IIROC struggling to keep up with rapid technology changes

The exponential growth of activity on Canada’s equity marketplaces has the country’s national self-regulator grasping to keep up and ensure adequate oversight.


Susan Wolburgh Jenah, president and chief executive officer of the Investment Industry Regulatory Organization of Canada, said Tuesday at the Canadian Corporate Counsel Association meeting in Montreal that it’s clear technological advancements have led to faster and more complex trading.

Four years ago, 10 million messages — quotes, orders, trades, and cancels — flowed through the Canadian markets each day. The order-to-trade ratio at that time stood at about two to one.

Now, 90 million messages make their way through the system each day, with the order-to-trade ration skyrocketing as high as 50 to one. Some forecasters expect that volume to rise by next year to 400 million daily messages.

Wolburgh Jenah pointed to algorithmic trading programs and high frequency trading for this “explosion,” and it seems IIROC’s surveillance systems may be struggling to manage the rapid change.

“Speed matters, as it always has,” she said. “But now latency is measured in milliseconds.”

Wolburgh Jenah said the challenge for regulators like IIROC — which oversees all investment dealers and trading activity on debt and equity markets in Canada — is to make way for innovation and competition at the same time as making sure policies and rules support “clear, accessible, and open markets.”

The organization hopes to do so by building a new surveillance platform that would allow it to monitor all equity multiple marketplaces at the same time, creating what she called a “virtual multi-marketplace.”

“This major technology initiative will allow us to more efficiently, and more cost-effectively, conduct surveillance,” she said, without elaborating on the new system.

Wolburgh Jenah previously served as president of the Investment Dealers Association of Canada from June 2007 until it merged with Market Regulation Services Inc. in June 2008. Before that, she was vice chairwoman of the Ontario Securities Commission from 2004 to 2007, and acting chairwoman of the commission from July to November 2005. Her remarks came Tuesday during a keynote address at the CCCA’s spring conference.

During the rare speech, she reflected on recent global economic turmoil, citing the sub-prime mortgage crisis in the United States, institutional failures such as Lehman Brothers and AIG, and frauds and Ponzi schemes such as that involving Bernard Madoff.

“We’ve been living through a period of unprecedented market turmoil,” she said. “It’s been described as a liquidity crisis, credit crisis, and fundamentally a crisis of confidence.
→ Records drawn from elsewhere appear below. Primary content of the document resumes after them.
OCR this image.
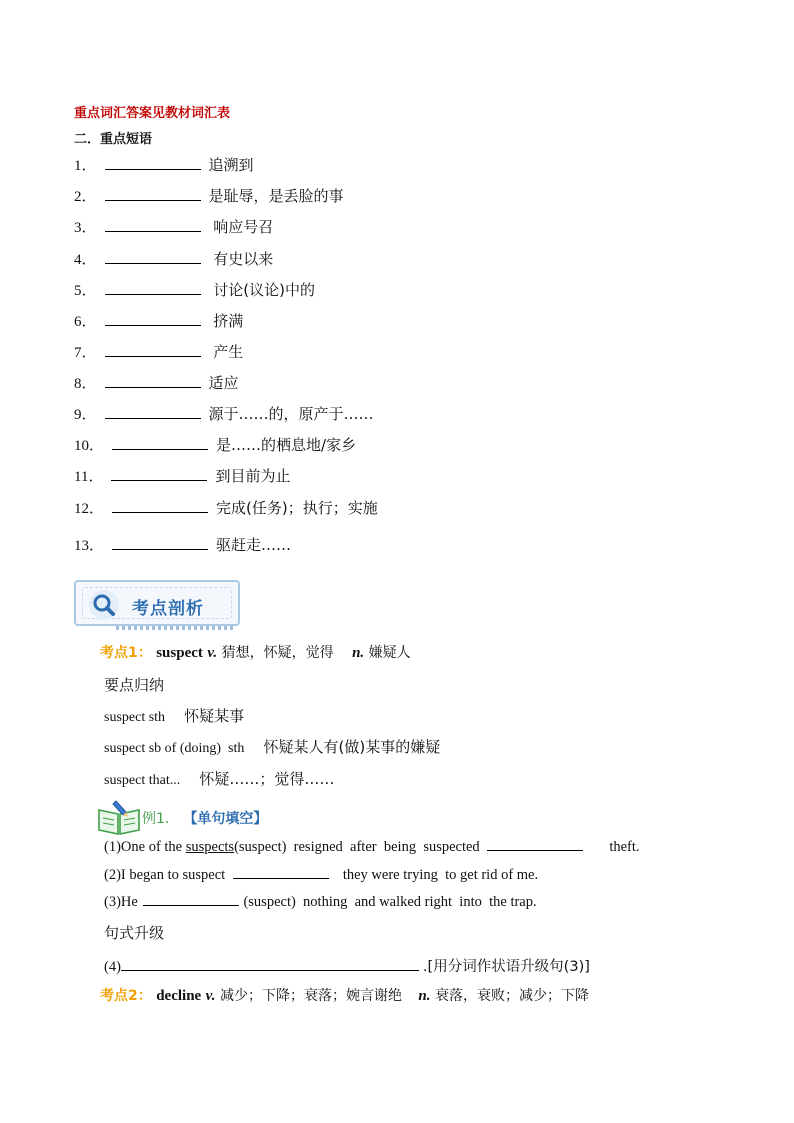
重点词汇答案见教材词汇表
二．重点短语
1．	追溯到
2．	是耻辱，是丢脸的事
3．	响应号召
4．	有史以来
5．	讨论(议论)中的
6．	挤满
7．	产生
8．	适应
9．	源于……的，原产于……
10．	是……的栖息地/家乡
11．	到目前为止
12．	完成(任务)；执行；实施
13．	驱赶走……
考点剖析
考点1： suspect v. 猜想，怀疑，觉得 n. 嫌疑人
要点归纳
suspect sth 怀疑某事
suspect sb of (doing)  sth 怀疑某人有(做)某事的嫌疑
suspect that... 怀疑……；觉得……
例1． 【单句填空】
(1)One of the suspects(suspect)  resigned  after  being  suspected	theft.
(2)I began to suspect	they were trying  to get rid of me.
(3)He	(suspect)  nothing  and walked right  into  the trap.
句式升级
(4)	.[用分词作状语升级句(3)]
考点2： decline v. 减少；下降；衰落；婉言谢绝 n. 衰落，衰败；减少；下降
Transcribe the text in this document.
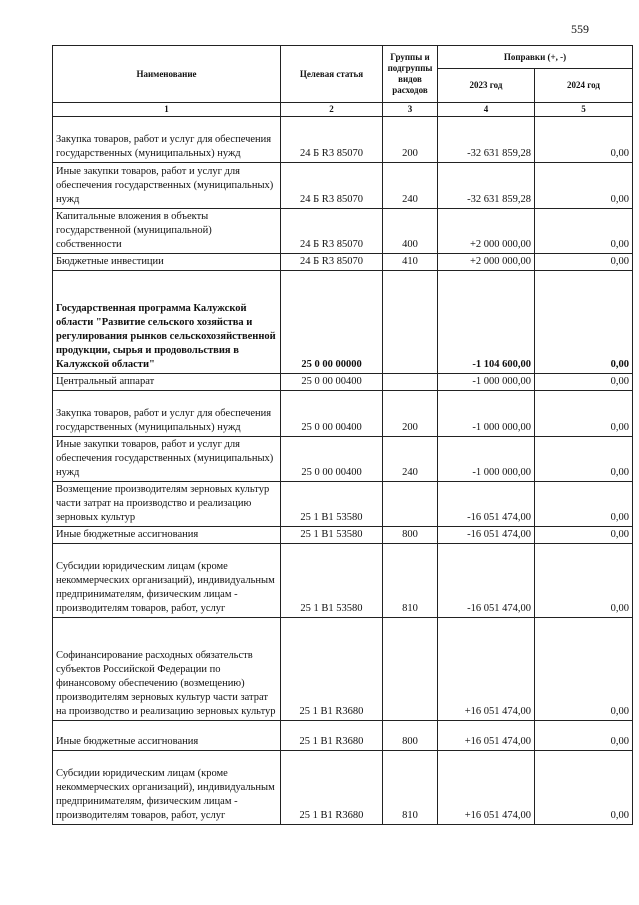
559
Наименование	Целевая статья	Группы и подгруппы видов расходов	Поправки (+, -)	
			2023 год	2024 год
1	2	3	4	5
Закупка товаров, работ и услуг для обеспечения государственных (муниципальных) нужд	24 Б R3 85070	200	-32 631 859,28	0,00
Иные закупки товаров, работ и услуг для обеспечения государственных (муниципальных) нужд	24 Б R3 85070	240	-32 631 859,28	0,00
Капитальные вложения в объекты государственной (муниципальной) собственности	24 Б R3 85070	400	+2 000 000,00	0,00
Бюджетные инвестиции	24 Б R3 85070	410	+2 000 000,00	0,00
Государственная программа Калужской области "Развитие сельского хозяйства и регулирования рынков сельскохозяйственной продукции, сырья и продовольствия в Калужской области"	25 0 00 00000		-1 104 600,00	0,00
Центральный аппарат	25 0 00 00400		-1 000 000,00	0,00
Закупка товаров, работ и услуг для обеспечения государственных (муниципальных) нужд	25 0 00 00400	200	-1 000 000,00	0,00
Иные закупки товаров, работ и услуг для обеспечения государственных (муниципальных) нужд	25 0 00 00400	240	-1 000 000,00	0,00
Возмещение производителям зерновых культур части затрат на производство и реализацию зерновых культур	25 1 B1 53580		-16 051 474,00	0,00
Иные бюджетные ассигнования	25 1 B1 53580	800	-16 051 474,00	0,00
Субсидии юридическим лицам (кроме некоммерческих организаций), индивидуальным предпринимателям, физическим лицам - производителям товаров, работ, услуг	25 1 B1 53580	810	-16 051 474,00	0,00
Софинансирование расходных обязательств субъектов Российской Федерации по финансовому обеспечению (возмещению) производителям зерновых культур части затрат на производство и реализацию зерновых культур	25 1 B1 R3680		+16 051 474,00	0,00
Иные бюджетные ассигнования	25 1 B1 R3680	800	+16 051 474,00	0,00
Субсидии юридическим лицам (кроме некоммерческих организаций), индивидуальным предпринимателям, физическим лицам - производителям товаров, работ, услуг	25 1 B1 R3680	810	+16 051 474,00	0,00
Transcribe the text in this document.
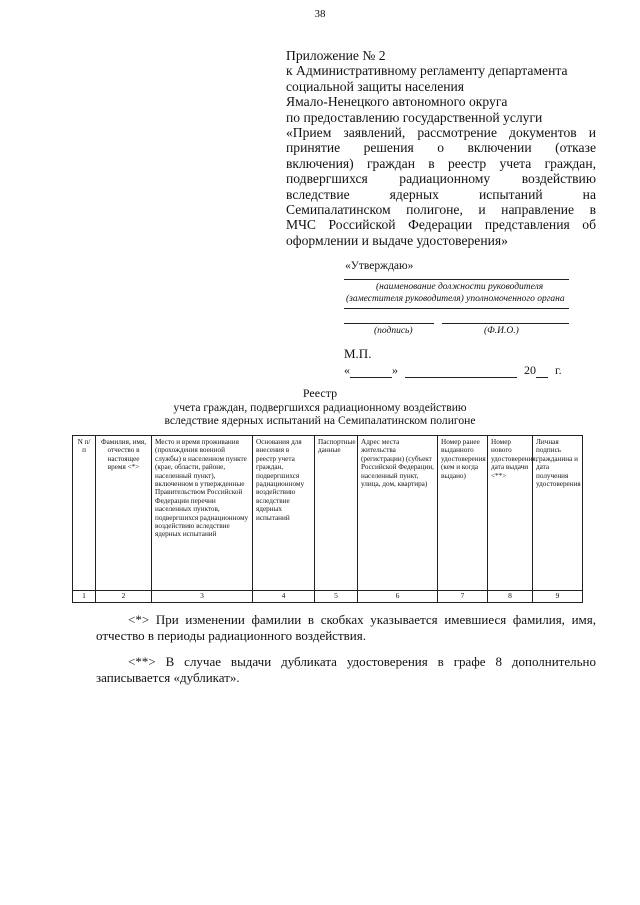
38
Приложение № 2
к Административному регламенту департамента
социальной защиты населения
Ямало-Ненецкого автономного округа
по предоставлению государственной услуги
«Прием заявлений, рассмотрение документов и
принятие решения о включении (отказе
включения) граждан в реестр учета граждан,
подвергшихся радиационному воздействию
вследствие ядерных испытаний на
Семипалатинском полигоне, и направление в
МЧС Российской Федерации представления об
оформлении и выдаче удостоверения»
«Утверждаю»
(наименование должности руководителя
(заместителя руководителя) уполномоченного органа
(подпись)	(Ф.И.О.)
М.П.
«	»	20 г.
Реестр
учета граждан, подвергшихся радиационному воздействию
вследствие ядерных испытаний на Семипалатинском полигоне
N п/п	Фамилия, имя, отчество в настоящее время <*>	Место и время проживания (прохождения военной службы) в населенном пункте (крае, области, районе, населенный пункт), включенном в утвержденные Правительством Российской Федерации перечни населенных пунктов, подвергшихся радиационному воздействию вследствие ядерных испытаний	Основания для внесения в реестр учета граждан, подвергшихся радиационному воздействию вследствие ядерных испытаний	Паспортные данные	Адрес места жительства (регистрации) (субъект Российской Федерации, населенный пункт, улица, дом, квартира)	Номер ранее выданного удостоверения (кем и когда выдано)	Номер нового удостоверения, дата выдачи <**>	Личная подпись гражданина и дата получения удостоверения
1	2	3	4	5	6	7	8	9

<*> При изменении фамилии в скобках указывается имевшиеся фамилия, имя, отчество в периоды радиационного воздействия.

<**> В случае выдачи дубликата удостоверения в графе 8 дополнительно записывается «дубликат».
Investors, as well as industry participants, have experienced significant market volatility, losses, and uncertainty.”

At the same time, she noted, regulators and governments across the globe have been quick to respond to these failures and prop up the system, which Wolburgh Jenah called “dangerously undercapitalized and over-leveraged.” While pundits have praised Canada’s comparative strength throughout the crisis, she said the country’s investment industry must nonetheless take some important lessons from the downturn.

One of those lessons may surround the hard line IIROC will likely take during periods of economic turmoil. Wolburgh Jenah reported that the organization investigated over 100 complaints from retail investors last year. It also increased its regular monitoring of trading activities.

“Our market surveillance staff paid special attention to any signs of potential price or market manipulation,” she said.

IIROC also ramped up its surveillance of short-sale activity. Wolburgh Jenah noted that many within the industry blamed short sellers for the downfall of firms such as Lehman Brothers, and scenarios that put others at risk of collapse. Those concerns prompted the United Kingdom Financial Services Authority and U.S. Securities and Exchange Commission to introduce general short-sale bans. At the same time, the Canadian Securities Administrators issued a short-sale ban on financial sector issuers that were inter-listed between exchanges in Canada and the U.S.

Wolburgh Jenah said IIROC regularly monitors short selling, and reported that it represents about 30 per cent of trading activity. However, one study by the organization revealed that the Canadian marketplace had not faced significant issues with abusive short selling. To the contrary, the study revealed that a short sale had a lower probability of failure than a regular trade.

“Overall, fewer than one per cent of all trades failed to close, and the vast majority of these failures were due to administrative failures,” she said.